La novità è che, qualora le aziende investissero (con la stessa energie delle leader di mercato) in AI e in un’efficace cooperazione uomo-macchina potrebbero ottenere, in media, incrementi di fatturato del 38% e di occupazione del 10%. Altro che licenziamenti di massa. Tutto ciò, secondo la ricerca “Reworking the Revolution: Are you ready to compete as intelligent technology meets human ingenuity to create the future workforce?” prodotta da Accenture, basata sulle risposte di oltre 14mila lavoratori di 11 Paesi e di 1.201 dirigenti senior nonché integrata da un modello economico che ha messo in relazione investimenti nell’AI e performance finanziarie delle imprese. Ma come si ottiene quella collaborazione uomo-macchina che consenta il raggiungimento di tali risultati?

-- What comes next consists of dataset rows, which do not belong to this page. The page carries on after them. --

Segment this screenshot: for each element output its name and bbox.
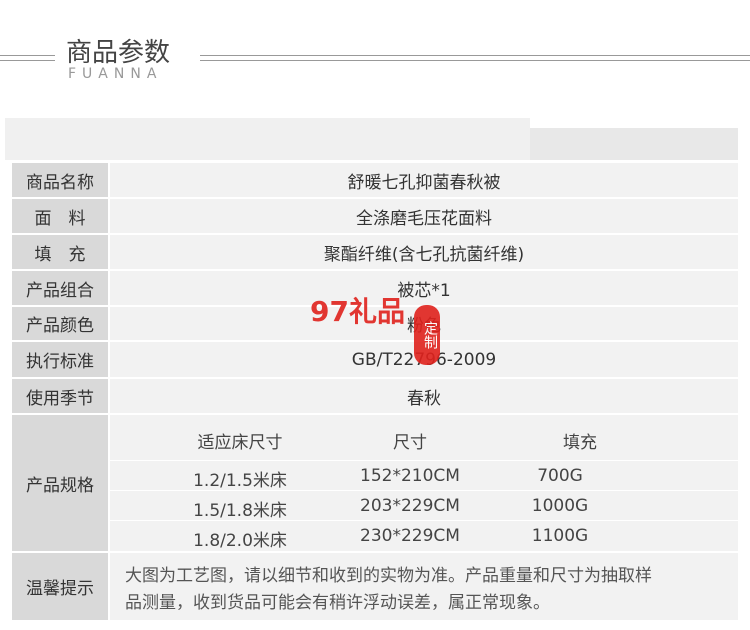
rule [0,55,55,56]
rule [200,55,750,56]
value: 全涤磨毛压花面料 [110,199,738,233]
rule [200,60,750,61]
spec-cell: 230*229CM [360,526,460,546]
notice-line: 品测量，收到货品可能会有稍许浮动误差，属正常现象。 [125,593,550,613]
notice-cell: 大图为工艺图，请以细节和收到的实物为准。产品重量和尺寸为抽取样 品测量，收到货品… [110,553,738,620]
spec-rule [110,490,738,491]
band [530,128,738,160]
spec-cell: 1.8/2.0米床 [193,531,287,551]
spec-cell [110,415,738,551]
spec-cell: 1100G [531,526,589,546]
spec-cell: 152*210CM [360,466,460,486]
value: 舒暖七孔抑菌春秋被 [110,163,738,197]
value: 春秋 [110,379,738,413]
spec-cell: 700G [537,466,583,486]
label: 填 充 [12,235,108,269]
title: 商品参数 [66,38,171,68]
spec-header: 适应床尺寸 [197,433,283,453]
watermark: 97礼品 [310,295,405,328]
spec-header: 填充 [563,433,597,453]
spec-header: 尺寸 [393,433,427,453]
notice-line: 大图为工艺图，请以细节和收到的实物为准。产品重量和尺寸为抽取样 [125,566,652,586]
spec-rule [110,520,738,521]
label: 产品组合 [12,271,108,305]
label: 产品颜色 [12,307,108,340]
label: 温馨提示 [12,553,108,620]
band [5,118,530,160]
subtitle: FUANNA [68,66,163,82]
label: 面 料 [12,199,108,233]
spec-cell: 1.2/1.5米床 [193,471,287,491]
spec-cell: 1.5/1.8米床 [193,501,287,521]
spec-cell: 1000G [531,496,589,516]
rule [0,60,55,61]
label: 使用季节 [12,379,108,413]
watermark-seal: 定制 [414,305,440,365]
label: 执行标准 [12,342,108,377]
spec-cell: 203*229CM [360,496,460,516]
spec-rule [110,460,738,461]
label: 产品规格 [12,415,108,551]
value: 被芯*1 [110,271,738,305]
label: 商品名称 [12,163,108,197]
value: 聚酯纤维(含七孔抗菌纤维) [110,235,738,269]
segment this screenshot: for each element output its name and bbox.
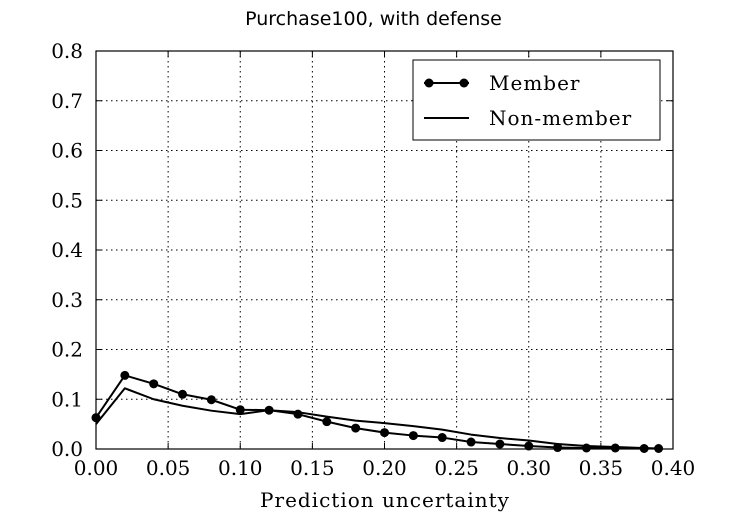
legend: Member Non-member bbox=[412, 59, 661, 141]
x-tick-label: 0.35 bbox=[579, 456, 624, 480]
member-point bbox=[380, 428, 389, 438]
y-tick-label: 0.8 bbox=[51, 39, 83, 63]
member-point bbox=[206, 395, 216, 405]
member-point bbox=[322, 417, 332, 427]
legend-member-label: Member bbox=[489, 71, 580, 95]
member-point bbox=[553, 443, 563, 453]
x-axis-label: Prediction uncertainty bbox=[260, 488, 510, 512]
member-point bbox=[120, 370, 130, 380]
y-tick-label: 0.3 bbox=[51, 288, 83, 312]
legend-member-marker bbox=[459, 78, 469, 88]
y-tick-label: 0.2 bbox=[51, 338, 83, 362]
y-tick-label: 0.6 bbox=[51, 139, 83, 163]
series-layer bbox=[91, 370, 664, 454]
member-line bbox=[95, 374, 659, 450]
axes: 0.00 0.05 0.10 0.15 0.20 0.25 0.30 0.35 0.40 0.0 0… bbox=[51, 39, 695, 480]
member-point bbox=[437, 433, 447, 443]
x-tick-label: 0.10 bbox=[218, 456, 263, 480]
x-tick-label: 0.25 bbox=[434, 456, 479, 480]
non-member-line bbox=[95, 387, 659, 450]
y-tick-label: 0.0 bbox=[51, 437, 83, 461]
member-point bbox=[235, 405, 245, 415]
x-tick-label: 0.00 bbox=[74, 456, 119, 480]
y-tick-label: 0.1 bbox=[51, 387, 83, 411]
member-point bbox=[466, 437, 476, 447]
member-point bbox=[408, 431, 418, 441]
member-point bbox=[524, 441, 534, 451]
chart-title: Purchase100, with defense bbox=[245, 8, 502, 30]
legend-member-marker bbox=[424, 78, 434, 88]
y-tick-label: 0.5 bbox=[51, 188, 83, 212]
x-tick-label: 0.05 bbox=[146, 456, 191, 480]
legend-box bbox=[412, 59, 661, 141]
y-tick-label: 0.4 bbox=[51, 238, 83, 262]
x-tick-label: 0.40 bbox=[651, 456, 696, 480]
member-point bbox=[149, 379, 159, 389]
member-point bbox=[178, 389, 188, 399]
member-point bbox=[351, 423, 361, 433]
legend-nonmember-label: Non-member bbox=[489, 106, 632, 130]
y-tick-label: 0.7 bbox=[51, 89, 83, 113]
member-point bbox=[495, 439, 505, 449]
x-tick-label: 0.20 bbox=[362, 456, 407, 480]
x-tick-label: 0.30 bbox=[506, 456, 551, 480]
x-tick-label: 0.15 bbox=[290, 456, 335, 480]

Bisogna lavorare sulla formazione interna. La multinazionale della direzione strategica ha definito un apposito percorso per aziende, articolato in tre azioni: anzitutto va ripensato totalmente il lavoro da svolgere, partendo dai compiti e non dai ruoli; poi bisogna incanalare il potenziale della forza lavoro verso le attività più promettenti in termini di valore; e infine si tratta di riqualificare il personale. Ne abbiamo parlato con Marco Morchio, ‎Accenture Strategy Leader per Italia, Europa Centrale e Grecia.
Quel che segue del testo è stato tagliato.